August 12, 2005

Credibility, Power, Appeasement

I have a sticker on my coffee mug: "Please don't steal me... or else!" If someone came around to my cubicle and swiped my mug, I would, of course, be obliged to kick 'em in the shins, or maybe worse. If I just let it pass—without any "or else!"—they might do it again. So that's a pretty solid course of action for establishing office harmony, but does it work for countries? If a country backs down from a commitment, does that ruin its credibility?

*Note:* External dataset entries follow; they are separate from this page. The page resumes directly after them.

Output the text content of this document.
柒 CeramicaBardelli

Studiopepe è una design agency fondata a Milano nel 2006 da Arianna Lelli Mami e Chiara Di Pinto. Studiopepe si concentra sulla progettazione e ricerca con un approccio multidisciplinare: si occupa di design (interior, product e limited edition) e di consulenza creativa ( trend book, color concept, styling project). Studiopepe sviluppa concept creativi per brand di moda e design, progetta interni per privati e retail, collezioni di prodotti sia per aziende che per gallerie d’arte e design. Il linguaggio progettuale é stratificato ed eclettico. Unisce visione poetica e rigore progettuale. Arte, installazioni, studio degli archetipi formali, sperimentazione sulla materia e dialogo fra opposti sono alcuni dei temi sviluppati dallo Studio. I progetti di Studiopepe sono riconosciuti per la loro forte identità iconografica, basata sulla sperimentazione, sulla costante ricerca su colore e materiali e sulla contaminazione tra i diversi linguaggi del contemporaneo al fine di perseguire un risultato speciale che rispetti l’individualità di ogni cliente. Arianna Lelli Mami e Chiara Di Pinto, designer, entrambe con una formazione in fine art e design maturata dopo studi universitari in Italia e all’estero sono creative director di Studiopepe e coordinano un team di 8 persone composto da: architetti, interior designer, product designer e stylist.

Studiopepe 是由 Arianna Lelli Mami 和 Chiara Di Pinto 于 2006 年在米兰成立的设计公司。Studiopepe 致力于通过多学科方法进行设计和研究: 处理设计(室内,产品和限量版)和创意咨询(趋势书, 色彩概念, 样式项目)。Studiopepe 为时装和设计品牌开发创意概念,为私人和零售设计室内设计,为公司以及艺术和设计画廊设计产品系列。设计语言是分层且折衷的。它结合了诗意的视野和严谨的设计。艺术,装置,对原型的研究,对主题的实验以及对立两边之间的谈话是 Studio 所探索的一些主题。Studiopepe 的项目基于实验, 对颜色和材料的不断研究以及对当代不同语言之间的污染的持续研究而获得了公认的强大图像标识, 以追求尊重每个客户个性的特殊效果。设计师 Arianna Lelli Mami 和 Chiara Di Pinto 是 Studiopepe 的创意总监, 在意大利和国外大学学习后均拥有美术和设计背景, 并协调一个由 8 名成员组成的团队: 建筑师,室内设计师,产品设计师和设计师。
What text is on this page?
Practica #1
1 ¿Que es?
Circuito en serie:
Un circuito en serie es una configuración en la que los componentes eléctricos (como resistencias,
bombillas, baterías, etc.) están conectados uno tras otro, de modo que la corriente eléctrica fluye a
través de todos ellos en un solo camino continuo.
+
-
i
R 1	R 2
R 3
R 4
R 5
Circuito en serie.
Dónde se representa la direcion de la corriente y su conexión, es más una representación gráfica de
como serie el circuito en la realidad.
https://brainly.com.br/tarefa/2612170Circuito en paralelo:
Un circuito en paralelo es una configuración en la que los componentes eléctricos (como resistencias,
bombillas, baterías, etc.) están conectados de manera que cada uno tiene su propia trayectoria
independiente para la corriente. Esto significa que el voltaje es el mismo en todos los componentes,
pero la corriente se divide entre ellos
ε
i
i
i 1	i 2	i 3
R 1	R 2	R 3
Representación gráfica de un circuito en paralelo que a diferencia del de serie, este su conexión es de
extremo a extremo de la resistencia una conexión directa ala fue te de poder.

Daryl Press, in this paper, says no, probably not. There are two theories of credibility out there: 1) "past actions" theory, which holds that credibility depends on one's record of keeping or breaking commitments. (There are broad and narrow versions of this; some narrow versions, for instance, say that the credibility counter is "reset" as soon as a new leader comes to power.) And 2) "current calculus" theory, which argues that leaders judge the credibility of an adversary's threats by looking only at the balance of power and the interests at stake in a given crisis. Past actions don't matter so much. Press argues for #2 is: power is the key determinant for credibility, although this may hold only for serious crises where a country has key national interests at stake. For minor issues where, for example, the U.S. has national preferences at stake—as in Kosovo or Somalia—but not vital national interests, the U.S. may have trouble making credible threats without a consistent prior pattern of living up to similar commitments.

As a case study, Press revisits Hitler's actions in Europe from 1933-39, and his look at the Sudetenland crisis gives the flavor of the thesis. Hitler, of course, had originally planned to invade Czechoslovakia, and was instead offered the Sudetenland by France and Britain. Germany's military generals very much opposed an invasion—so much so that they were willing to contemplate a coup in 1938—because they believed Britain and France would go to war over the matter, and win. It didn't matter at all to them that the Allies had done nothing about rearmament, or remilitarization of the Rhineland, or Anschluss. Memos show they took Allied threats seriously, focusing on balance-of-power considerations, rather than past appeasement. Hitler, for his part, finally came around and accepted the Sudetenland offer, but even while he was arguing strenuously for invasion, he too, cited balance-of-power reasons, and never mentioned Britain and France's "irresolution" or anything of the sort. Past actions contribute only a little to the credibility of one's threats.

Anyway, there's much more there that I can't summarize. I started reading this after seeing Gen. William Odom's argument that a U.S. withdrawal in Iraq wouldn't damage American "credibility." In this case, that's somewhat wrong. A hasty withdrawal would show prospective insurgents that the U.S. can't suffer very many casualties in a guerilla war, and that domestic considerations puts a limit on our ability to occupy a country. It would also confirm some of our military limits. But, as per Press, it probably wouldn't affect our credibility elsewhere, when national interests are on the line—as in, for example, discussions with Iran or North Korea or China. (So this would counter Greg Djerejian's argument about "showing resolve" here, although one might make the case that the situations are different.) One can also note that, had the U.S. backed down from invading Iraq in early 2003, after it became clear that inspectors weren't finding WMDs, our credibility per se might not have suffered much, as many hawks had feared. (Although it might have showed some countries that our threshold for fighting wars of choice is fairly high. So much the worse for wars of choice.)